Histórias de amadurecimento entre a adolescência e a fase adulta não são novidade, ainda assim, Lady Bird consegue fazer uma leitura realista e com poucas romantizações desta fase da vida de uma adolescente que está prestes a entrar na faculdade. O roteiro e direção são de Greta Gerwig, que também é atriz e tem neste filme quase que uma autobiografia.
A história é sobre Christine “Lady Bird” (Saoirse Ronan), uma garota que está no último ano do ensino médio em uma escola católica da cidade de Sacramento. Ela tem uma inquietação que a faz “odiar” a cidade em que vive e sonhar com um futuro cheio de aventuras e realizações do outro lado do país, provavelmente em Nova York.
Além disso, ela tem uma relação extremamente conturbada com a mãe (Laurie Metclaf) e passa por experiências que são bem típicas desta fase da vida: o primeiro namorado, a primeira decepção amorosa, a primeira relação sexual, a melhor amiga e uma tendência à transgressão. É tudo bem familiar pra todo mundo que já foi adolescente, mas a forma com que o roteiro apresenta tudo isso tem uma originalidade que nos convence de que aquelas pessoas e situações são reais.
Uma das primeiras coisas que me chamou atenção foi a quebra de alguns paradoxos ao longo do filme: a nossa heroína faz um monte de coisa que nós não aprovamos, a mãe dela é “assustadora e carinhosa”, o pai que parece super amoroso tem lá seus problemas, o irmão que frequentou uma boa faculdade mas trabalha como caixa de supermercado e a garota popular que está bem longe do grupinho de Meninas Malvadas, por exemplo. Embora nenhum destes personagens tenha o aprofundamento dado à Lady Bird, é um alívio ver esta tentativa de se aproximar da realidade, de não ter estereótipos tão claros e deixar o público realmente na dúvida se ama ou odeia determinado personagem.
Outro ponto que ajuda muito nesta originalidade são os diálogos, principalmente entre Lady Bird e sua mãe. A mudança de rumo que certas conversas tomam, passando de um momento de cumplicidade para uma discussão catastrófica é o que te mantém muito mais ligado no que está acontecendo. Da mesma forma, os diálogos são muito verdadeiros: não há uma preocupação em descascar frases de efeito ou de todo mundo sempre ter a melhor resposta na ponta da língua. Não parece roteirizado ou ensaiado e é muito provável que te lembre de discussões que você já teve com os seus pais.
Apesar da vida de Lady Bird não parecer nem de longe perfeita, o filme tem um humor muito bem-vindo, ora pelas situações criadas pelo roteiro, ora pela nossa própria lembrança de como adolescentes podem ser dramáticos. Tem uma cena em que o padre que dirige o grupo de teatro é substituído que é uma das minhas preferidas.
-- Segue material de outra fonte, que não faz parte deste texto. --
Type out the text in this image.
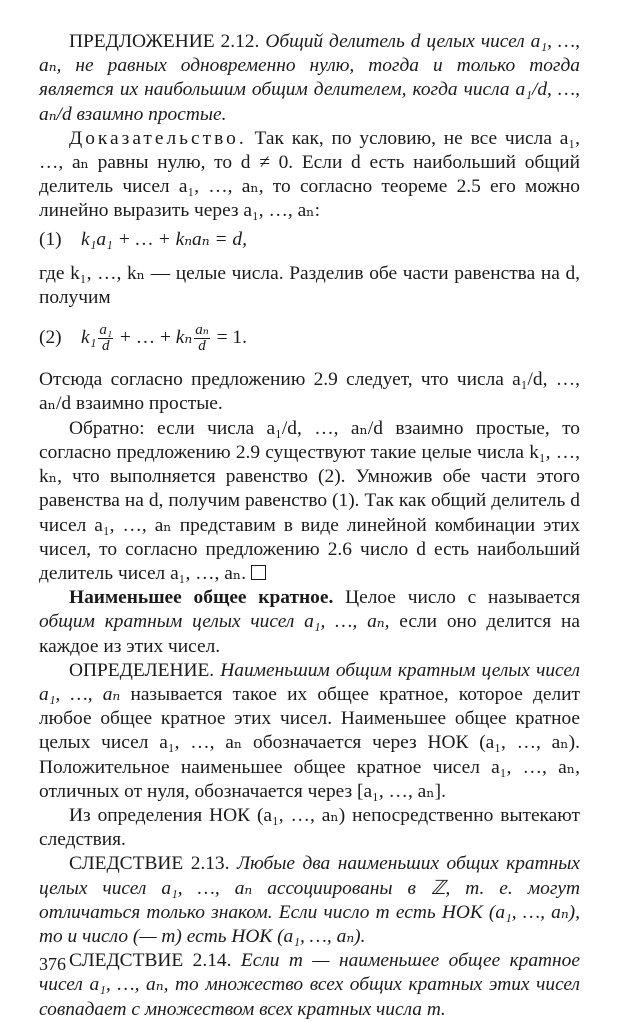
ПРЕДЛОЖЕНИЕ 2.12. Общий делитель d целых чисел a₁, …, aₙ, не равных одновременно нулю, тогда и только тогда является их наибольшим общим делителем, когда числа a₁/d, …, aₙ/d взаимно простые.

Доказательство. Так как, по условию, не все числа a₁, …, aₙ равны нулю, то d ≠ 0. Если d есть наибольший общий делитель чисел a₁, …, aₙ, то согласно теореме 2.5 его можно линейно выразить через a₁, …, aₙ:

(1) k₁a₁ + … + kₙaₙ = d,

где k₁, …, kₙ — целые числа. Разделив обе части равенства на d, получим

(2) $k_1 \frac{\text{a₁}}{d}$ + … + kₙ $\frac{\text{aₙ}}{d} = 1$.

Отсюда согласно предложению 2.9 следует, что числа a₁/d, …, aₙ/d взаимно простые.

Обратно: если числа a₁/d, …, aₙ/d взаимно простые, то согласно предложению 2.9 существуют такие целые числа k₁, …, kₙ, что выполняется равенство (2). Умножив обе части этого равенства на d, получим равенство (1). Так как общий делитель d чисел a₁, …, aₙ представим в виде линейной комбинации этих чисел, то согласно предложению 2.6 число d есть наибольший делитель чисел a₁, …, aₙ.

Наименьшее общее кратное. Целое число c называется общим кратным целых чисел a₁, …, aₙ, если оно делится на каждое из этих чисел.

ОПРЕДЕЛЕНИЕ. Наименьшим общим кратным целых чисел a₁, …, aₙ называется такое их общее кратное, которое делит любое общее кратное этих чисел. Наименьшее общее кратное целых чисел a₁, …, aₙ обозначается через НОК (a₁, …, aₙ). Положительное наименьшее общее кратное чисел a₁, …, aₙ, отличных от нуля, обозначается через [a₁, …, aₙ].

Из определения НОК (a₁, …, aₙ) непосредственно вытекают следствия.

СЛЕДСТВИЕ 2.13. Любые два наименьших общих кратных целых чисел a₁, …, aₙ ассоциированы в ℤ, т. е. могут отличаться только знаком. Если число m есть НОК (a₁, …, aₙ), то и число (— m) есть НОК (a₁, …, aₙ).

СЛЕДСТВИЕ 2.14. Если m — наименьшее общее кратное чисел a₁, …, aₙ, то множество всех общих кратных этих чисел совпадает с множеством всех кратных числа m.

376
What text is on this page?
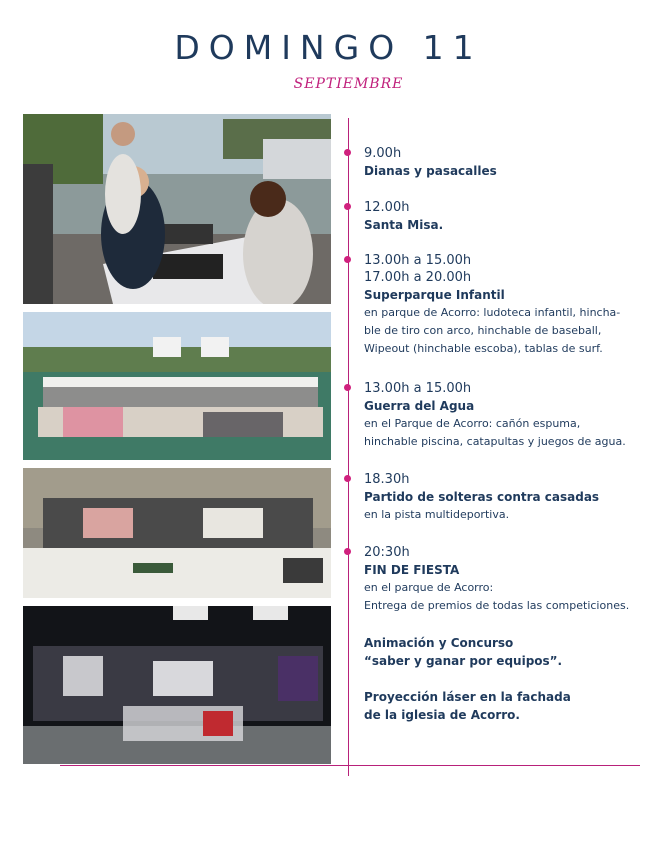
DOMINGO 11
SEPTIEMBRE
9.00h
Dianas y pasacalles
12.00h
Santa Misa.
13.00h a 15.00h
17.00h a 20.00h
Superparque Infantil
en parque de Acorro: ludoteca infantil, hincha-
ble de tiro con arco, hinchable de baseball,
Wipeout (hinchable escoba), tablas de surf.
13.00h a 15.00h
Guerra del Agua
en el Parque de Acorro: cañón espuma,
hinchable piscina, catapultas y juegos de agua.
18.30h
Partido de solteras contra casadas
en la pista multideportiva.
20:30h
FIN DE FIESTA
en el parque de Acorro:
Entrega de premios de todas las competiciones.
Animación y Concurso
“saber y ganar por equipos”.
Proyección láser en la fachada
de la iglesia de Acorro.
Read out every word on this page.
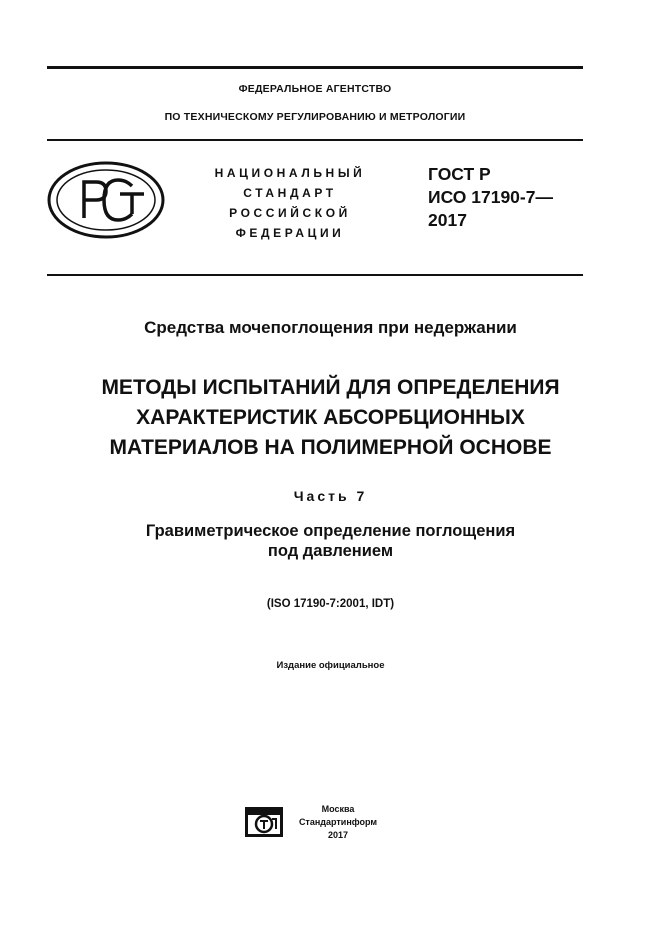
ФЕДЕРАЛЬНОЕ АГЕНТСТВО
ПО ТЕХНИЧЕСКОМУ РЕГУЛИРОВАНИЮ И МЕТРОЛОГИИ
НАЦИОНАЛЬНЫЙ
СТАНДАРТ
РОССИЙСКОЙ
ФЕДЕРАЦИИ
ГОСТ Р
ИСО 17190-7—
2017
Средства мочепоглощения при недержании
МЕТОДЫ ИСПЫТАНИЙ ДЛЯ ОПРЕДЕЛЕНИЯ
ХАРАКТЕРИСТИК АБСОРБЦИОННЫХ
МАТЕРИАЛОВ НА ПОЛИМЕРНОЙ ОСНОВЕ
Часть 7
Гравиметрическое определение поглощения
под давлением
(ISO 17190-7:2001, IDT)
Издание официальное
Москва
Стандартинформ
2017
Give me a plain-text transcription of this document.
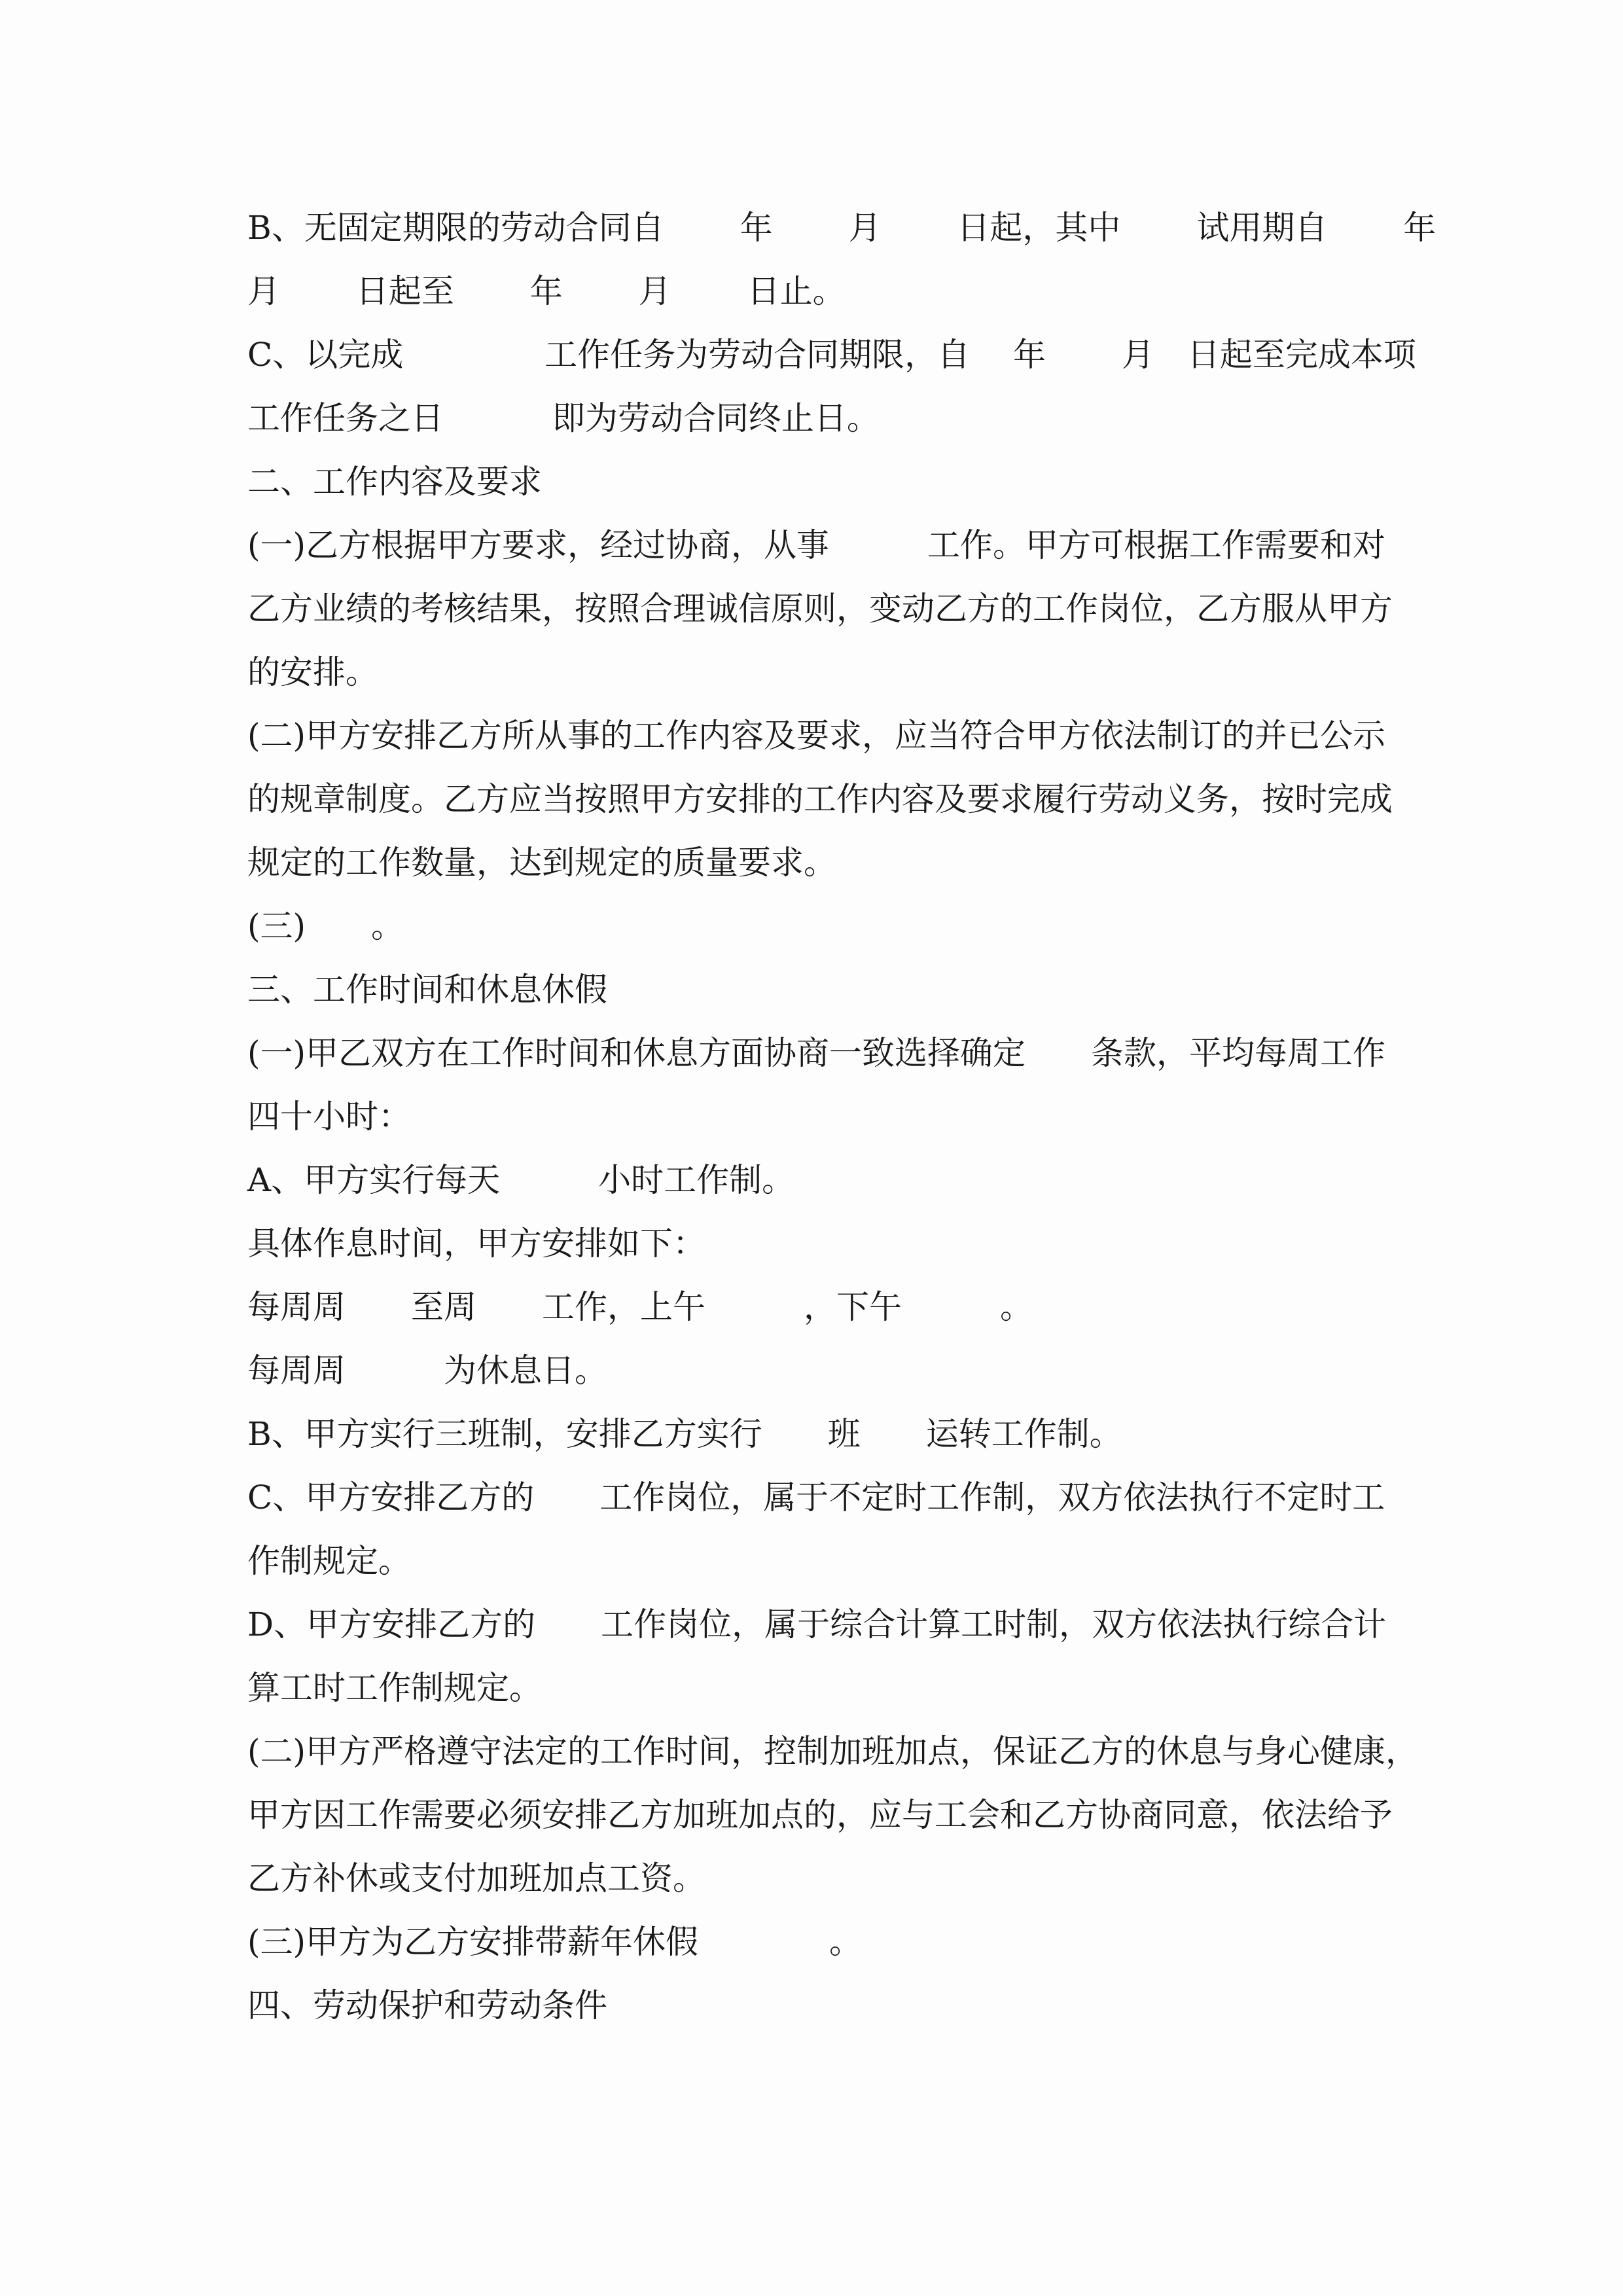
B、无固定期限的劳动合同自　　 年　　 月　　 日起，其中　　 试用期自　　 年
月　　 日起至　　 年　　 月　　 日止。
C、以完成　　　　 工作任务为劳动合同期限，自　 年　　 月　日起至完成本项
工作任务之日　　　 即为劳动合同终止日。
二、工作内容及要求
(一)乙方根据甲方要求，经过协商，从事　　　工作。甲方可根据工作需要和对
乙方业绩的考核结果，按照合理诚信原则，变动乙方的工作岗位，乙方服从甲方
的安排。
(二)甲方安排乙方所从事的工作内容及要求，应当符合甲方依法制订的并已公示
的规章制度。乙方应当按照甲方安排的工作内容及要求履行劳动义务，按时完成
规定的工作数量，达到规定的质量要求。
(三)　　。
三、工作时间和休息休假
(一)甲乙双方在工作时间和休息方面协商一致选择确定　　条款，平均每周工作
四十小时：
A、甲方实行每天　　　小时工作制。
具体作息时间，甲方安排如下：
每周周　　至周　　工作，上午　　　，下午　　　。
每周周　　　为休息日。
B、甲方实行三班制，安排乙方实行　　班　　运转工作制。
C、甲方安排乙方的　　工作岗位，属于不定时工作制，双方依法执行不定时工
作制规定。
D、甲方安排乙方的　　工作岗位，属于综合计算工时制，双方依法执行综合计
算工时工作制规定。
(二)甲方严格遵守法定的工作时间，控制加班加点，保证乙方的休息与身心健康，
甲方因工作需要必须安排乙方加班加点的，应与工会和乙方协商同意，依法给予
乙方补休或支付加班加点工资。
(三)甲方为乙方安排带薪年休假　　　　。
四、劳动保护和劳动条件
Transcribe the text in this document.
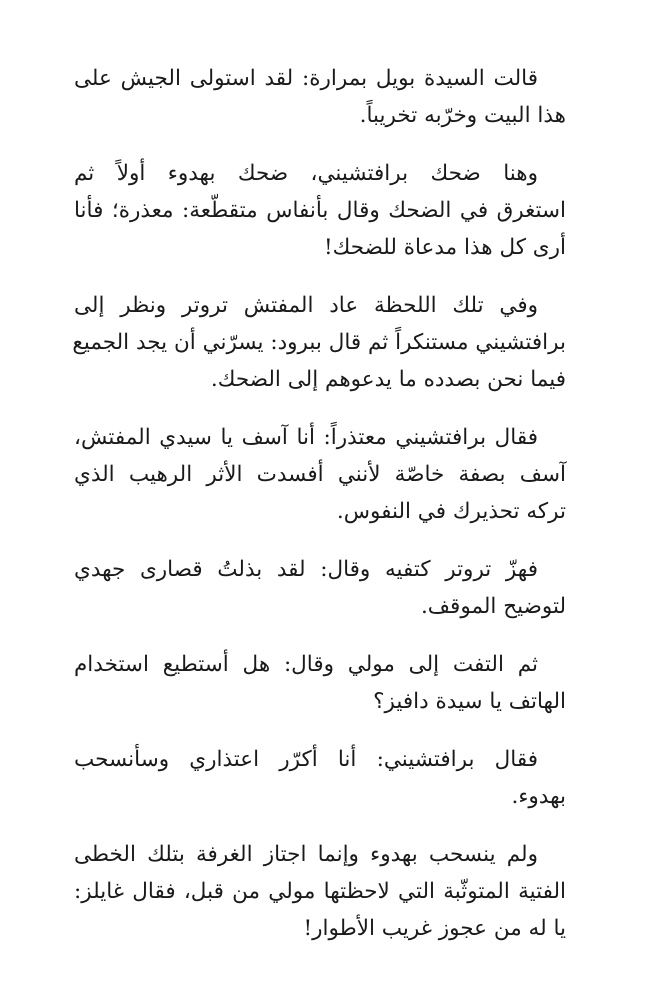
قالت السيدة بويل بمرارة: لقد استولى الجيش على
هذا البيت وخرّبه تخريباً.

وهنا ضحك برافتشيني، ضحك بهدوء أولاً ثم
استغرق في الضحك وقال بأنفاس متقطّعة: معذرة؛ فأنا
أرى كل هذا مدعاة للضحك!

وفي تلك اللحظة عاد المفتش تروتر ونظر إلى
برافتشيني مستنكراً ثم قال ببرود: يسرّني أن يجد الجميع
فيما نحن بصدده ما يدعوهم إلى الضحك.

فقال برافتشيني معتذراً: أنا آسف يا سيدي المفتش،
آسف بصفة خاصّة لأنني أفسدت الأثر الرهيب الذي
تركه تحذيرك في النفوس.

فهزّ تروتر كتفيه وقال: لقد بذلتُ قصارى جهدي
لتوضيح الموقف.

ثم التفت إلى مولي وقال: هل أستطيع استخدام
الهاتف يا سيدة دافيز؟

فقال برافتشيني: أنا أكرّر اعتذاري وسأنسحب
بهدوء.

ولم ينسحب بهدوء وإنما اجتاز الغرفة بتلك الخطى
الفتية المتوثّبة التي لاحظتها مولي من قبل، فقال غايلز:
يا له من عجوز غريب الأطوار!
Saoirse Ronan, apesar de ser mais velha que a personagem, consegue convencer como adolescente inquieta. Não me parece ser o papel que mais exigiu dela, mas ainda é um ótimo trabalho que merece a sua atenção. Mesmo com menos tempo de tela, Laurie Metclaf consegue se sobressair com a complexidade que a personagem dela exige: uma mãe que quer o melhor para a sua filha, mas que ao mesmo tempo carrega as frustrações de ser chefe de uma família com problemas financeiros e não consegue evitar o embate com a adolescente.
Mesmo com poucas chances de levar Oscars nas cinco categorias em que está indicado, Lady Bird tem uma mensagem bacana não apenas sobre o amadurecimento da personagem, mas sobre vidas imperfeitas, sororidade, a ilusão de que mudar de lugar resolverá magicamente todos os seus problemas, relações complicadas mas nem por isso sem amor e de como a relação com o lugar em que você mora define quem você é. Sim, tudo isso num filme cuja protagonista é uma adolescente que tem um objetivo muito maior do que encontrar um namorado.